Interaktionssphären, Veränderungsprozesse und transkulturelle Verflechtung in der Musikregion Basel

In Kooperation mit dem Seminar für Soziologie der Universität Basel

Das Forschungsvorhaben

"War for Talents", "Battle for Brain Power": Martialische Begriffe markieren einen Teil des öffentlichen Diskurses zu hochqualifizierter Migration (HQM) im Wirtschaftsbereich. Nicht nur hieran lässt sich ablesen, dass Mobilitätsphänomenen aus unterschiedlichen Perspektiven eine existenzielle Dimension zugeschrieben wird. Im Musikbereich drohe etwa eine urbane "Musikwüste", wenn ausländische MusikerInnen ausgewiesen würden. In dieser Metaphorik werden wirtschaftliche und kulturelle Grundfunktionen eng an eine (über)lebensnotwendige hochqualifizierte Migration in der Schweiz gekoppelt. Und dennoch ist dieser Bereich in Bezug auf hochqualifizierte Migration im Musikbereich (HQMM) bislang noch kaum erforscht, obwohl dieses Feld durch eine "hyper mobility" gekennzeichnet ist: Die Hochschule für Musik Basel weist einen AusländerInnenanteil von 70 Prozent auf; in keinem anderen Sektor findet sich eine derart hohe Rate. 

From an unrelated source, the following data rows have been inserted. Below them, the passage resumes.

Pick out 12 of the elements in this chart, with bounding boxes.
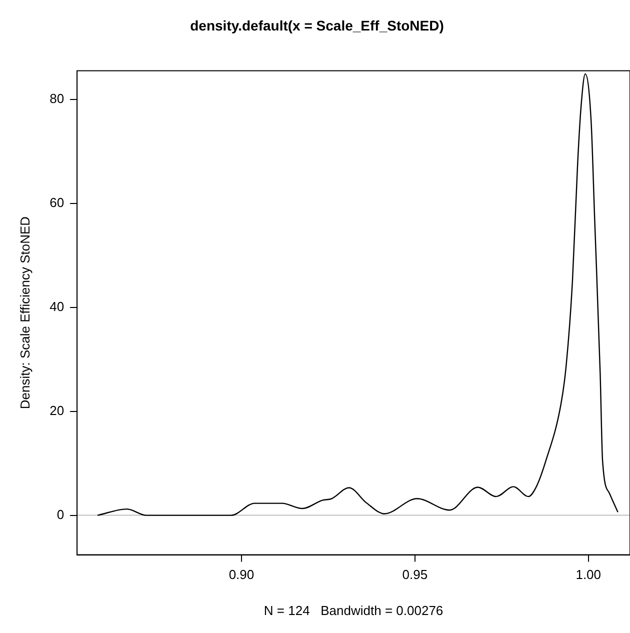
y-tick-label: 40 bbox=[50, 298, 64, 314]
x-axis-title: N = 124 Bandwidth = 0.00276 bbox=[264, 602, 444, 618]
y-tick-label: 20 bbox=[50, 402, 64, 418]
line-series bbox=[96, 73, 618, 516]
x-tick-label: 0.90 bbox=[228, 567, 254, 582]
y-tick-label: 80 bbox=[50, 90, 64, 106]
y-tick-label: 60 bbox=[50, 194, 64, 210]
y-axis-title: Density: Scale Efficiency StoNED bbox=[17, 216, 32, 410]
y-tick-label: 0 bbox=[56, 506, 64, 522]
x-tick-label: 1.00 bbox=[576, 567, 602, 582]
x-tick-label: 0.95 bbox=[402, 567, 428, 582]
chart-title: density.default(x = Scale_Eff_StoNED) bbox=[190, 17, 444, 34]
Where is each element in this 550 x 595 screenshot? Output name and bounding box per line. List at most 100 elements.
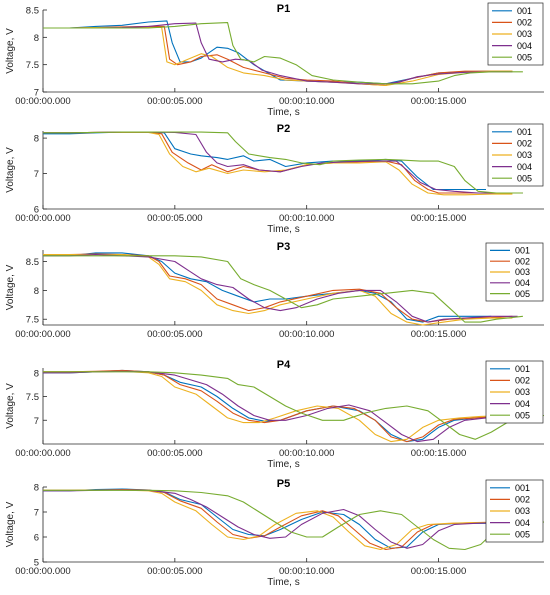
- x-tick-label: 00:00:00.000: [15, 213, 70, 224]
- y-tick-label: 8: [34, 286, 39, 297]
- y-tick-label: 7.5: [26, 392, 39, 403]
- x-tick-label: 00:00:15.000: [411, 448, 466, 459]
- x-tick-label: 00:00:15.000: [411, 96, 466, 107]
- legend-label: 003: [517, 29, 532, 39]
- chart-title: P2: [277, 123, 290, 135]
- y-tick-label: 8: [34, 33, 39, 44]
- legend-label: 001: [515, 246, 530, 256]
- legend-label: 003: [515, 387, 530, 397]
- series-line-001: [43, 369, 513, 443]
- legend-label: 005: [515, 529, 530, 539]
- y-tick-label: 6: [34, 533, 39, 544]
- legend-label: 003: [517, 150, 532, 160]
- y-axis-label: Voltage, V: [5, 501, 16, 547]
- x-tick-label: 00:00:10.000: [279, 213, 334, 224]
- legend-label: 005: [517, 173, 532, 183]
- legend-label: 002: [515, 495, 530, 505]
- legend-label: 001: [515, 483, 530, 493]
- series-line-004: [43, 489, 518, 549]
- y-tick-label: 7: [34, 508, 39, 519]
- x-tick-label: 00:00:05.000: [147, 213, 202, 224]
- series-line-003: [43, 370, 513, 443]
- series-line-002: [43, 253, 513, 323]
- chart-panel-P3: P3 7.5 8 8.5 00:00:00.000 00:00:05.000 00:00:1…: [5, 241, 544, 340]
- y-axis-label: Voltage, V: [5, 147, 16, 193]
- chart-title: P3: [277, 241, 290, 253]
- y-tick-label: 8: [34, 368, 39, 379]
- series-line-004: [43, 254, 518, 323]
- legend-label: 005: [515, 289, 530, 299]
- series-line-004: [43, 22, 513, 85]
- legend-label: 004: [515, 278, 530, 288]
- legend-label: 003: [515, 506, 530, 516]
- legend-label: 002: [515, 376, 530, 386]
- legend-label: 001: [515, 364, 530, 374]
- legend-label: 004: [515, 518, 530, 528]
- chart-title: P1: [277, 3, 290, 15]
- legend-label: 004: [517, 41, 532, 51]
- x-tick-label: 00:00:05.000: [147, 329, 202, 340]
- chart-panel-P5: P5 5 6 7 8 00:00:00.000 00:00:05.000 00:00:10.0…: [5, 478, 545, 588]
- chart-title: P5: [277, 478, 290, 490]
- legend-label: 002: [517, 139, 532, 149]
- legend-label: 005: [515, 410, 530, 420]
- x-tick-label: 00:00:15.000: [411, 213, 466, 224]
- y-tick-label: 7: [34, 416, 39, 427]
- series-line-005: [43, 489, 545, 551]
- series-line-005: [43, 255, 523, 323]
- y-axis-label: Voltage, V: [5, 383, 16, 429]
- chart-panel-P1: P1 7 7.5 8 8.5 00:00:00.000 00:00:05.000 00:00:…: [5, 2, 544, 118]
- y-tick-label: 7.5: [26, 60, 39, 71]
- x-tick-label: 00:00:15.000: [411, 566, 466, 577]
- chart-panel-P4: P4 7 7.5 8 00:00:00.000 00:00:05.000 00:00:10.…: [5, 359, 545, 470]
- x-tick-label: 00:00:00.000: [15, 96, 70, 107]
- legend-label: 005: [517, 52, 532, 62]
- x-tick-label: 00:00:15.000: [411, 329, 466, 340]
- legend-label: 002: [517, 18, 532, 28]
- y-tick-label: 8: [34, 483, 39, 494]
- y-tick-label: 7.5: [26, 315, 39, 326]
- series-line-005: [43, 371, 545, 440]
- x-tick-label: 00:00:00.000: [15, 566, 70, 577]
- series-line-004: [43, 131, 523, 194]
- series-line-003: [43, 131, 513, 196]
- x-axis-label: Time, s: [267, 459, 299, 470]
- x-tick-label: 00:00:05.000: [147, 96, 202, 107]
- chart-panel-P2: P2 6 7 8 00:00:00.000 00:00:05.000 00:00:10.00…: [5, 123, 544, 235]
- series-line-002: [43, 488, 513, 551]
- x-tick-label: 00:00:00.000: [15, 448, 70, 459]
- series-line-003: [43, 254, 513, 326]
- y-axis-label: Voltage, V: [5, 28, 16, 74]
- y-axis-label: Voltage, V: [5, 264, 16, 310]
- y-tick-label: 8.5: [26, 6, 39, 17]
- y-tick-label: 6: [34, 205, 39, 216]
- legend-label: 004: [515, 399, 530, 409]
- x-tick-label: 00:00:10.000: [279, 448, 334, 459]
- series-line-001: [43, 252, 492, 323]
- chart-title: P4: [277, 359, 291, 371]
- series-line-002: [43, 25, 513, 86]
- series-line-001: [43, 488, 513, 549]
- legend-label: 003: [515, 267, 530, 277]
- legend-label: 001: [517, 6, 532, 16]
- x-axis-label: Time, s: [267, 224, 299, 235]
- series-line-002: [43, 369, 513, 443]
- y-tick-label: 8: [34, 134, 39, 145]
- x-tick-label: 00:00:10.000: [279, 96, 334, 107]
- series-line-004: [43, 370, 518, 443]
- x-axis-label: Time, s: [267, 107, 299, 118]
- legend-label: 002: [515, 256, 530, 266]
- series-line-005: [43, 22, 523, 85]
- y-tick-label: 5: [34, 558, 39, 569]
- x-tick-label: 00:00:00.000: [15, 329, 70, 340]
- y-tick-label: 8.5: [26, 257, 39, 268]
- x-tick-label: 00:00:05.000: [147, 448, 202, 459]
- x-tick-label: 00:00:05.000: [147, 566, 202, 577]
- series-line-003: [43, 489, 513, 551]
- x-tick-label: 00:00:10.000: [279, 566, 334, 577]
- series-line-005: [43, 131, 523, 194]
- x-axis-label: Time, s: [267, 577, 299, 588]
- legend-label: 001: [517, 127, 532, 137]
- y-tick-label: 7: [34, 88, 39, 99]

Basel bietet die Chance, eine gesellschaftspolitisch brisante Thematik eingehend zu untersuchen. Leitend sind die Fragen: Wie stellt sich die Situation der involvierten AkteurInnen dar und wie interagieren sie? Welche Veränderungsprozesse lassen sich beobachten? Welche transkulturellen Verflechtungen des hiesigen Musikschaffens zeigen sich angesichts der hochgradigen Internationalisierung? Musikhochschulen befinden sich einerseits im Spannungsfeld von Tradition und Innovation und sind gleichzeitig ein Magnet für hochqualifizierte Studierende aus aller Welt. Sie bieten ein einzigartiges Forschungsfeld, um gesellschaftlichen Wandel empirisch zu beschreiben: Das Projekt fragt daher nach Interaktionssphären, Veränderungsprozessen und transkulturellen Verflechtungen aus der Perspektive ausländischer Musikstudierender und HochschulabgängerInnen, der Institutionen und Organisationen im Musikbereich und der VertreterInnen aus Verwaltung und Politik, Wirtschaft, Medien und Forschung.
Es schliesst eine Forschungslücke, indem Erkenntnisse über Migrationsbiographien von MusikerInnen relational zu Strukturen der Musiklandschaft sowie zu Erfahrungen von hochqualifizierten MigrantInnen am Kultur- und Wirtschaftsstandort Basel generell analysiert werden. Ausbildungsstätten von MusikerInnen sind Interaktionsräume musikalischer Praxen, die Kanonisierungsprozessen einer Mehrheitskultur unterworfen sind. Sie sind aber auch Biotope dynamischer Entgrenzung. Forschungsleitend ist ein mehrdimensionales theoretisches Approach-Pattern, das auf einem dynamischen Verständnis von Musik, Migration, transkulturellem Austausch- und gesellschaftlichen Strukturierungsprozessen basiert. Es dient der theoretischen Sensibilisierung in einem offenen Analyserahmen gemäss dem Ansatz der konstruktivistisch inspirierten Grounded Theory-Methodologie (KGTM). Die Studie leistet einen innovativen, handlungsleitenden Beitrag zu einem besseren Verständnis transnationaler Bedingtheit kultureller Praxis.